In general, the pipeline allows for these classes of components, covering preprocessing, open indexing, and even a full environment for reading the indexed texts:
- source collectors, used to enumerate the documents from some source (the files in a folder, as well as the documents from a cloud repository, etc.).
- literal filters, applied to query text to ensure a uniform preprocessing corresponding to that applied to documents.
- text filters, applied to documents as a whole for specific preprocessing and adjustments.
- attribute parsers, used to extract metadata from documents, whatever its format (TEI, Excel, etc.).
- document sort key builders, used to build sort keys, which represent the default sorting criterion for documents in the UI, and may be built in different ways according to their metadata.
- date value calculators, used to calculate a computable date value used to chronologically filter or order documents.
- tokenizers, used to split the document’s text into “words”, just like in any other search engine.
- token filters, used not only to filter the text value of each token by removing unwanted characters (e.g. punctuation, accents, casing differences, etc.), but also to supply additional metadata to it (e.g. add syllable or characters counts, POS tags, etc.).
- structure parsers, used to detect textual structures of any extent, like sentences, in a document. These may vary according to the document’s format, so that for instance the algorithm used for TEI documents is different from that applied to plain text.

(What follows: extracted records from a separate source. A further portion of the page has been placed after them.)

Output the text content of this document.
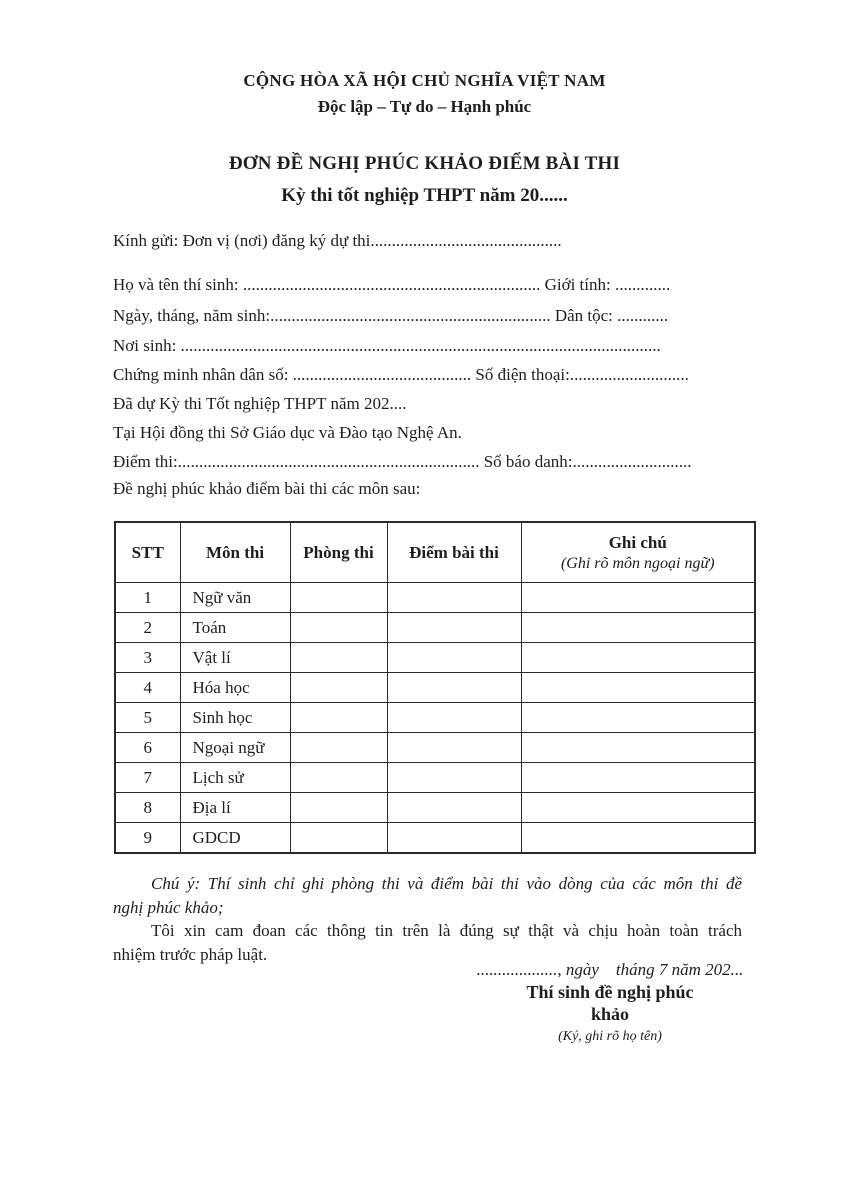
CỘNG HÒA XÃ HỘI CHỦ NGHĨA VIỆT NAM
Độc lập – Tự do – Hạnh phúc
ĐƠN ĐỀ NGHỊ PHÚC KHẢO ĐIỂM BÀI THI
Kỳ thi tốt nghiệp THPT năm 20......
Kính gửi: Đơn vị (nơi) đăng ký dự thi.............................................
Họ và tên thí sinh: ...................................................................... Giới tính: .............
Ngày, tháng, năm sinh:.................................................................. Dân tộc: ............
Nơi sinh: .................................................................................................................
Chứng minh nhân dân số: .......................................... Số điện thoại:............................
Đã dự Kỳ thi Tốt nghiệp THPT năm 202....
Tại Hội đồng thi Sở Giáo dục và Đào tạo Nghệ An.
Điểm thi:....................................................................... Số báo danh:............................
Đề nghị phúc khảo điểm bài thi các môn sau:
STT	Môn thi	Phòng thi	Điểm bài thi	Ghi chú
(Ghi rõ môn ngoại ngữ)

1	Ngữ văn			
2	Toán			
3	Vật lí			
4	Hóa học			
5	Sinh học			
6	Ngoại ngữ			
7	Lịch sử			
8	Địa lí			
9	GDCD			
Chú ý: Thí sinh chỉ ghi phòng thi và điểm bài thi vào dòng của các môn thi đề
nghị phúc khảo;
Tôi xin cam đoan các thông tin trên là đúng sự thật và chịu hoàn toàn trách
nhiệm trước pháp luật.
..................., ngày    tháng 7 năm 202...
Thí sinh đề nghị phúc
khảo
(Ký, ghi rõ họ tên)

- structure value filters, applied to the value of any detected text structure, just like it happens for each single token.
- text mappers, used to automatically build a navigable map of the document according to its contents.
- text renderers, used to render the source document format into some presentational format, like HTML.
For each of these categories, you are free to pick the modules to use, or even add new ones with highly specific custom logic. This allows dealing with any text type and digital format, inject into it all the metadata we desire from whatever source or service, and keep the system open to customization and expansion, while also fostering software reuse via componentization. For instance, by properly building and configuring the pipeline for Atti Chiari we get a system capable of indexing TEI documents while taking advantage of all the relevant information conveyed by tags; at the same time, leveraging a POS tagging service for them without being hampered by markup; and inject additional metadata from the source format itself (mostly DOCX), while drawing more document metadata from spreadsheets.